Mendoza School of Business

IT researcher honored with ‘early career’ award

Published: November 7, 2018 / Author: Carol Elliott



For her research in the area of IT management, University of Notre Dame business professor Hong Guo received an “early career” award from the leading international association for professionals in operations research and analytics.

Guo, the Robert and Sara Lumpkins Associate Professor in Business Analytics, was awarded the Institute for Operations Research and the Management Sciences (INFORMS) Sandy Slaughter Early Career Award in recognition of the honor of being “an early career individual on a path towards making outstanding intellectual contributions to the Information Systems Discipline.”

Guo, who joined Notre Dame’s Mendoza College of Business in 2009, studies emerging phenomena in IT by characterizing key design features of systems such as mobile platforms, digital games and product review systems, and examining firms’ corresponding strategies. She also studies the economic analysis of IT policy issues, including net neutrality and public safety networks.

In a recent study, “Selling Virtual Currency in Digital Games: Implications on Gameplay and Social Welfare,” forthcoming in Information Systems Research, Guo and her co-authors find that selling virtual currency reduces the playing times for some heavy players, which helps to alleviate the risk of excessive gaming. Selling virtual currency also leads to a larger player base and more people enjoying the many benefits from playing digital games.

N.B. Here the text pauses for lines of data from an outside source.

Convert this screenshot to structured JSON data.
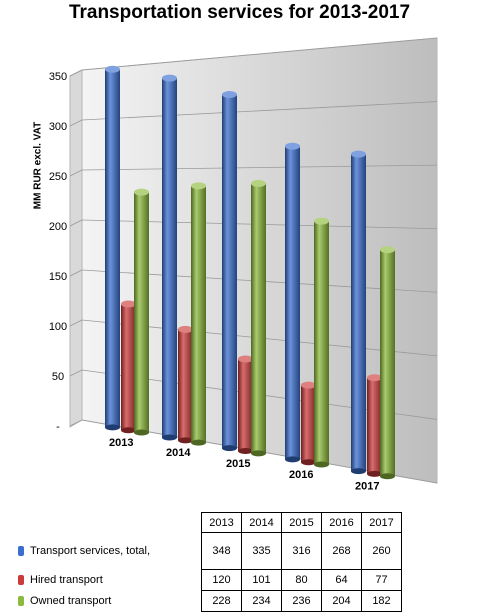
{
  "chart_data": {
    "type": "bar",
    "title": "Transportation services for 2013-2017",
    "ylabel": "MM RUR excl. VAT",
    "ylim": [
      0,
      350
    ],
    "yticks": [
      "-",
      "50",
      "100",
      "150",
      "200",
      "250",
      "300",
      "350"
    ],
    "categories": [
      "2013",
      "2014",
      "2015",
      "2016",
      "2017"
    ],
    "series": [
      {
        "name": "Transport services, total,",
        "color": "#3a6fd0",
        "values": [
          348,
          335,
          316,
          268,
          260
        ]
      },
      {
        "name": "Hired transport",
        "color": "#cc3b3b",
        "values": [
          120,
          101,
          80,
          64,
          77
        ]
      },
      {
        "name": "Owned transport",
        "color": "#8cba3c",
        "values": [
          228,
          234,
          236,
          204,
          182
        ]
      }
    ],
    "grid": true,
    "legend": "table below chart"
  }
}
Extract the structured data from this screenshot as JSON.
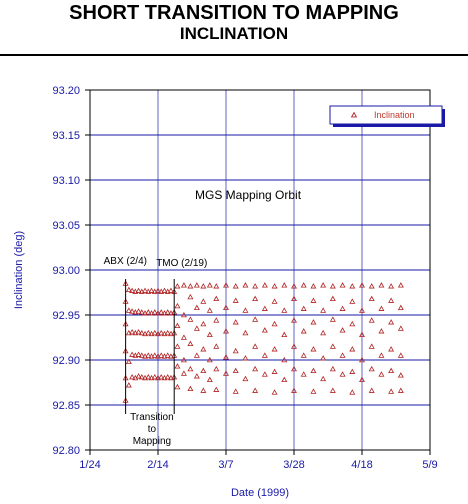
{
  "chart_data": {
    "type": "scatter",
    "title": "SHORT TRANSITION TO MAPPING",
    "subtitle": "INCLINATION",
    "xlabel": "Date (1999)",
    "ylabel": "Inclination (deg)",
    "x_tick_labels": [
      "1/24",
      "2/14",
      "3/7",
      "3/28",
      "4/18",
      "5/9"
    ],
    "y_tick_labels": [
      "92.80",
      "92.85",
      "92.90",
      "92.95",
      "93.00",
      "93.05",
      "93.10",
      "93.15",
      "93.20"
    ],
    "xlim": [
      "1999-01-24",
      "1999-05-09"
    ],
    "ylim": [
      92.8,
      93.2
    ],
    "grid": true,
    "legend_position": "top-right",
    "series": [
      {
        "name": "Inclination",
        "marker": "triangle-open",
        "color": "#b22222",
        "points": [
          [
            "1999-02-04",
            92.985
          ],
          [
            "1999-02-04",
            92.965
          ],
          [
            "1999-02-04",
            92.94
          ],
          [
            "1999-02-04",
            92.91
          ],
          [
            "1999-02-04",
            92.88
          ],
          [
            "1999-02-04",
            92.855
          ],
          [
            "1999-02-05",
            92.978
          ],
          [
            "1999-02-05",
            92.955
          ],
          [
            "1999-02-05",
            92.93
          ],
          [
            "1999-02-05",
            92.898
          ],
          [
            "1999-02-05",
            92.872
          ],
          [
            "1999-02-06",
            92.977
          ],
          [
            "1999-02-06",
            92.954
          ],
          [
            "1999-02-06",
            92.931
          ],
          [
            "1999-02-06",
            92.906
          ],
          [
            "1999-02-06",
            92.881
          ],
          [
            "1999-02-07",
            92.976
          ],
          [
            "1999-02-07",
            92.953
          ],
          [
            "1999-02-07",
            92.93
          ],
          [
            "1999-02-07",
            92.905
          ],
          [
            "1999-02-07",
            92.88
          ],
          [
            "1999-02-08",
            92.977
          ],
          [
            "1999-02-08",
            92.954
          ],
          [
            "1999-02-08",
            92.931
          ],
          [
            "1999-02-08",
            92.906
          ],
          [
            "1999-02-08",
            92.882
          ],
          [
            "1999-02-09",
            92.976
          ],
          [
            "1999-02-09",
            92.953
          ],
          [
            "1999-02-09",
            92.93
          ],
          [
            "1999-02-09",
            92.905
          ],
          [
            "1999-02-09",
            92.881
          ],
          [
            "1999-02-10",
            92.977
          ],
          [
            "1999-02-10",
            92.952
          ],
          [
            "1999-02-10",
            92.929
          ],
          [
            "1999-02-10",
            92.904
          ],
          [
            "1999-02-10",
            92.88
          ],
          [
            "1999-02-11",
            92.976
          ],
          [
            "1999-02-11",
            92.953
          ],
          [
            "1999-02-11",
            92.93
          ],
          [
            "1999-02-11",
            92.905
          ],
          [
            "1999-02-11",
            92.881
          ],
          [
            "1999-02-12",
            92.977
          ],
          [
            "1999-02-12",
            92.952
          ],
          [
            "1999-02-12",
            92.929
          ],
          [
            "1999-02-12",
            92.904
          ],
          [
            "1999-02-12",
            92.88
          ],
          [
            "1999-02-13",
            92.976
          ],
          [
            "1999-02-13",
            92.953
          ],
          [
            "1999-02-13",
            92.93
          ],
          [
            "1999-02-13",
            92.905
          ],
          [
            "1999-02-13",
            92.881
          ],
          [
            "1999-02-14",
            92.977
          ],
          [
            "1999-02-14",
            92.952
          ],
          [
            "1999-02-14",
            92.929
          ],
          [
            "1999-02-14",
            92.904
          ],
          [
            "1999-02-14",
            92.88
          ],
          [
            "1999-02-15",
            92.976
          ],
          [
            "1999-02-15",
            92.953
          ],
          [
            "1999-02-15",
            92.93
          ],
          [
            "1999-02-15",
            92.905
          ],
          [
            "1999-02-15",
            92.881
          ],
          [
            "1999-02-16",
            92.977
          ],
          [
            "1999-02-16",
            92.952
          ],
          [
            "1999-02-16",
            92.929
          ],
          [
            "1999-02-16",
            92.904
          ],
          [
            "1999-02-16",
            92.88
          ],
          [
            "1999-02-17",
            92.976
          ],
          [
            "1999-02-17",
            92.953
          ],
          [
            "1999-02-17",
            92.93
          ],
          [
            "1999-02-17",
            92.905
          ],
          [
            "1999-02-17",
            92.881
          ],
          [
            "1999-02-18",
            92.977
          ],
          [
            "1999-02-18",
            92.952
          ],
          [
            "1999-02-18",
            92.929
          ],
          [
            "1999-02-18",
            92.904
          ],
          [
            "1999-02-18",
            92.88
          ],
          [
            "1999-02-19",
            92.976
          ],
          [
            "1999-02-19",
            92.953
          ],
          [
            "1999-02-19",
            92.93
          ],
          [
            "1999-02-19",
            92.905
          ],
          [
            "1999-02-19",
            92.881
          ],
          [
            "1999-02-20",
            92.982
          ],
          [
            "1999-02-20",
            92.96
          ],
          [
            "1999-02-20",
            92.938
          ],
          [
            "1999-02-20",
            92.915
          ],
          [
            "1999-02-20",
            92.893
          ],
          [
            "1999-02-20",
            92.87
          ],
          [
            "1999-02-22",
            92.983
          ],
          [
            "1999-02-22",
            92.95
          ],
          [
            "1999-02-22",
            92.925
          ],
          [
            "1999-02-22",
            92.9
          ],
          [
            "1999-02-22",
            92.885
          ],
          [
            "1999-02-24",
            92.982
          ],
          [
            "1999-02-24",
            92.97
          ],
          [
            "1999-02-24",
            92.945
          ],
          [
            "1999-02-24",
            92.918
          ],
          [
            "1999-02-24",
            92.89
          ],
          [
            "1999-02-24",
            92.868
          ],
          [
            "1999-02-26",
            92.983
          ],
          [
            "1999-02-26",
            92.958
          ],
          [
            "1999-02-26",
            92.935
          ],
          [
            "1999-02-26",
            92.905
          ],
          [
            "1999-02-26",
            92.882
          ],
          [
            "1999-02-28",
            92.982
          ],
          [
            "1999-02-28",
            92.965
          ],
          [
            "1999-02-28",
            92.94
          ],
          [
            "1999-02-28",
            92.912
          ],
          [
            "1999-02-28",
            92.888
          ],
          [
            "1999-02-28",
            92.866
          ],
          [
            "1999-03-02",
            92.983
          ],
          [
            "1999-03-02",
            92.955
          ],
          [
            "1999-03-02",
            92.928
          ],
          [
            "1999-03-02",
            92.9
          ],
          [
            "1999-03-02",
            92.878
          ],
          [
            "1999-03-04",
            92.982
          ],
          [
            "1999-03-04",
            92.968
          ],
          [
            "1999-03-04",
            92.944
          ],
          [
            "1999-03-04",
            92.915
          ],
          [
            "1999-03-04",
            92.89
          ],
          [
            "1999-03-04",
            92.867
          ],
          [
            "1999-03-07",
            92.983
          ],
          [
            "1999-03-07",
            92.958
          ],
          [
            "1999-03-07",
            92.932
          ],
          [
            "1999-03-07",
            92.903
          ],
          [
            "1999-03-07",
            92.885
          ],
          [
            "1999-03-10",
            92.982
          ],
          [
            "1999-03-10",
            92.966
          ],
          [
            "1999-03-10",
            92.942
          ],
          [
            "1999-03-10",
            92.91
          ],
          [
            "1999-03-10",
            92.888
          ],
          [
            "1999-03-10",
            92.865
          ],
          [
            "1999-03-13",
            92.983
          ],
          [
            "1999-03-13",
            92.955
          ],
          [
            "1999-03-13",
            92.93
          ],
          [
            "1999-03-13",
            92.902
          ],
          [
            "1999-03-13",
            92.879
          ],
          [
            "1999-03-16",
            92.982
          ],
          [
            "1999-03-16",
            92.968
          ],
          [
            "1999-03-16",
            92.945
          ],
          [
            "1999-03-16",
            92.915
          ],
          [
            "1999-03-16",
            92.89
          ],
          [
            "1999-03-16",
            92.866
          ],
          [
            "1999-03-19",
            92.983
          ],
          [
            "1999-03-19",
            92.957
          ],
          [
            "1999-03-19",
            92.933
          ],
          [
            "1999-03-19",
            92.905
          ],
          [
            "1999-03-19",
            92.884
          ],
          [
            "1999-03-22",
            92.982
          ],
          [
            "1999-03-22",
            92.965
          ],
          [
            "1999-03-22",
            92.94
          ],
          [
            "1999-03-22",
            92.912
          ],
          [
            "1999-03-22",
            92.887
          ],
          [
            "1999-03-22",
            92.864
          ],
          [
            "1999-03-25",
            92.983
          ],
          [
            "1999-03-25",
            92.955
          ],
          [
            "1999-03-25",
            92.928
          ],
          [
            "1999-03-25",
            92.9
          ],
          [
            "1999-03-25",
            92.878
          ],
          [
            "1999-03-28",
            92.982
          ],
          [
            "1999-03-28",
            92.968
          ],
          [
            "1999-03-28",
            92.944
          ],
          [
            "1999-03-28",
            92.915
          ],
          [
            "1999-03-28",
            92.89
          ],
          [
            "1999-03-28",
            92.866
          ],
          [
            "1999-03-31",
            92.983
          ],
          [
            "1999-03-31",
            92.957
          ],
          [
            "1999-03-31",
            92.932
          ],
          [
            "1999-03-31",
            92.905
          ],
          [
            "1999-03-31",
            92.884
          ],
          [
            "1999-04-03",
            92.982
          ],
          [
            "1999-04-03",
            92.966
          ],
          [
            "1999-04-03",
            92.942
          ],
          [
            "1999-04-03",
            92.912
          ],
          [
            "1999-04-03",
            92.888
          ],
          [
            "1999-04-03",
            92.865
          ],
          [
            "1999-04-06",
            92.983
          ],
          [
            "1999-04-06",
            92.955
          ],
          [
            "1999-04-06",
            92.93
          ],
          [
            "1999-04-06",
            92.902
          ],
          [
            "1999-04-06",
            92.879
          ],
          [
            "1999-04-09",
            92.982
          ],
          [
            "1999-04-09",
            92.968
          ],
          [
            "1999-04-09",
            92.945
          ],
          [
            "1999-04-09",
            92.915
          ],
          [
            "1999-04-09",
            92.89
          ],
          [
            "1999-04-09",
            92.866
          ],
          [
            "1999-04-12",
            92.983
          ],
          [
            "1999-04-12",
            92.957
          ],
          [
            "1999-04-12",
            92.933
          ],
          [
            "1999-04-12",
            92.905
          ],
          [
            "1999-04-12",
            92.884
          ],
          [
            "1999-04-15",
            92.982
          ],
          [
            "1999-04-15",
            92.965
          ],
          [
            "1999-04-15",
            92.94
          ],
          [
            "1999-04-15",
            92.912
          ],
          [
            "1999-04-15",
            92.887
          ],
          [
            "1999-04-15",
            92.864
          ],
          [
            "1999-04-18",
            92.983
          ],
          [
            "1999-04-18",
            92.955
          ],
          [
            "1999-04-18",
            92.928
          ],
          [
            "1999-04-18",
            92.9
          ],
          [
            "1999-04-18",
            92.878
          ],
          [
            "1999-04-21",
            92.982
          ],
          [
            "1999-04-21",
            92.968
          ],
          [
            "1999-04-21",
            92.944
          ],
          [
            "1999-04-21",
            92.915
          ],
          [
            "1999-04-21",
            92.89
          ],
          [
            "1999-04-21",
            92.866
          ],
          [
            "1999-04-24",
            92.983
          ],
          [
            "1999-04-24",
            92.957
          ],
          [
            "1999-04-24",
            92.932
          ],
          [
            "1999-04-24",
            92.905
          ],
          [
            "1999-04-24",
            92.884
          ],
          [
            "1999-04-27",
            92.982
          ],
          [
            "1999-04-27",
            92.966
          ],
          [
            "1999-04-27",
            92.942
          ],
          [
            "1999-04-27",
            92.912
          ],
          [
            "1999-04-27",
            92.888
          ],
          [
            "1999-04-27",
            92.865
          ],
          [
            "1999-04-30",
            92.983
          ],
          [
            "1999-04-30",
            92.958
          ],
          [
            "1999-04-30",
            92.935
          ],
          [
            "1999-04-30",
            92.905
          ],
          [
            "1999-04-30",
            92.883
          ],
          [
            "1999-04-30",
            92.866
          ]
        ]
      }
    ],
    "annotations": {
      "abx": "ABX (2/4)",
      "tmo": "TMO (2/19)",
      "mapping_orbit": "MGS Mapping Orbit",
      "transition_line1": "Transition",
      "transition_line2": "to",
      "transition_line3": "Mapping"
    },
    "event_markers": [
      {
        "date": "1999-02-04",
        "label": "ABX (2/4)"
      },
      {
        "date": "1999-02-19",
        "label": "TMO (2/19)"
      }
    ]
  }
}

Her research has been published in top business journals such as MIS Quarterly, Information Systems Research, Manufacturing & Service Operations Management and Production and Operations Management. Guo teaches analytics courses for Mendoza’s Department of IT, Analytics, and Operations. She won the Rev. Edmund P. Joyce, C.S.C. Award for Excellence in Undergraduate Teaching in 2017 and the James Dincolo Outstanding Teaching Award for Undergraduate Teaching in 2013.

She earned her Ph.D. from the University of Florida.